In the operation of a distribution business there is a trade-off to be made between cost and quality of supply. Assuming an efficient operator, there are only a limited number of strategies available to improve the quality of supply. One approach is to construct a network that is more resistant to faults triggered by external causes. A distribution business can also increase maintenance levels to reduce the risk of equipment failing in service and to reduce response times when a fault does occur. Unfortunately such approaches also have cost implications. Hence an efficient distribution business will not attempt to provide a near perfect electricity supply irrespective of cost but will strive to strike a balance between the quality of supply provided and the price that consumers are willing to pay.

This price/quality trade-off is explicitly recognised in the target control regime for distribution businesses (Part 4A, subpart 1, of the Act). In terms of this regime, the Commission must assess distribution businesses against thresholds set by the Commission, identify for further investigation any businesses that breached those thresholds, and, if warranted, declare control over those businesses.7 As part of the quality thresholds thus established, distribution businesses are required to meaningfully engage with consumers to determine their demand for service quality, having regard to the available price-quality trade-offs. They also have to demonstrate that consumers’

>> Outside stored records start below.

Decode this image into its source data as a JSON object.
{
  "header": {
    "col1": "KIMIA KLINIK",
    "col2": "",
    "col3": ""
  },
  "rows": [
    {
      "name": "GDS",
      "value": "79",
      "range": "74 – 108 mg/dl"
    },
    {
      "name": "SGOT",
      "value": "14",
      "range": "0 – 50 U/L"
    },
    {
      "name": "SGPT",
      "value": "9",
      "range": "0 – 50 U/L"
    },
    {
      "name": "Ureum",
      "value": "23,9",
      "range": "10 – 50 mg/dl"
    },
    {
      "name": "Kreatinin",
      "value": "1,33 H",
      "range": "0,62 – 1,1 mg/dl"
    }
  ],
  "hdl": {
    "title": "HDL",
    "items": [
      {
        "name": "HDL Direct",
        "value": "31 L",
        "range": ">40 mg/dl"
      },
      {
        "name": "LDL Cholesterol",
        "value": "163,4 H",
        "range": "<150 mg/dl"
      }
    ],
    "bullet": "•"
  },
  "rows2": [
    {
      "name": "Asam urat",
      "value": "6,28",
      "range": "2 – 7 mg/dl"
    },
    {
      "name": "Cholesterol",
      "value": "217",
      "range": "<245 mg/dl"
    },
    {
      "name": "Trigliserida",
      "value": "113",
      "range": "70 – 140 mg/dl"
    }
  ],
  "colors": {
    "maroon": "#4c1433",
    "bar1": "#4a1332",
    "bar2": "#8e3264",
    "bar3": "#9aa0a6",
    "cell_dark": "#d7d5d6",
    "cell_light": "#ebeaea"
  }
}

views are taken into account when making asset management decisions.

To assist it in meeting its obligations under the Act, the Commission has requested us to:

• recommend best practice with respect to meaningful engagement by distribution businesses with consumers as outlined in clause 6(1)(e) of the Electricity Lines Thresholds Notice 2003, namely to :

(i) properly advise consumers about price-quality trade-offs available to them in relation to the goods and services provided by the distribution business;

(ii) consult with its consumers about the quality of goods and services that they require, with reference to the prices of those goods and services;

(iii) properly consider the views expressed by consumers during and after that consultation; and

(iv) adequately take these views into account when making its asset management decisions.

• propose ways in which consumer engagement can be integrated into the asset management decision-making processes of distribution businesses.

This part of the assignment was managed by Saunders Unsworth Ltd, working in conjunction with PB Associates. A survey of international practice with regard to consumer engagement and consultation by private and public sector electricity distribution businesses was conducted, and the information disclosed by distribution businesses on consumer engagement in their 2004 threshold compliance statements was examined. In addition interviews were held with various interested parties, including

7 This is the so-called “threshold regime”.

a number of distribution businesses. Based on the results of this work, recommendations for best practice consumer engagement and incorporating this into the AMPs have been developed and are presented in this report.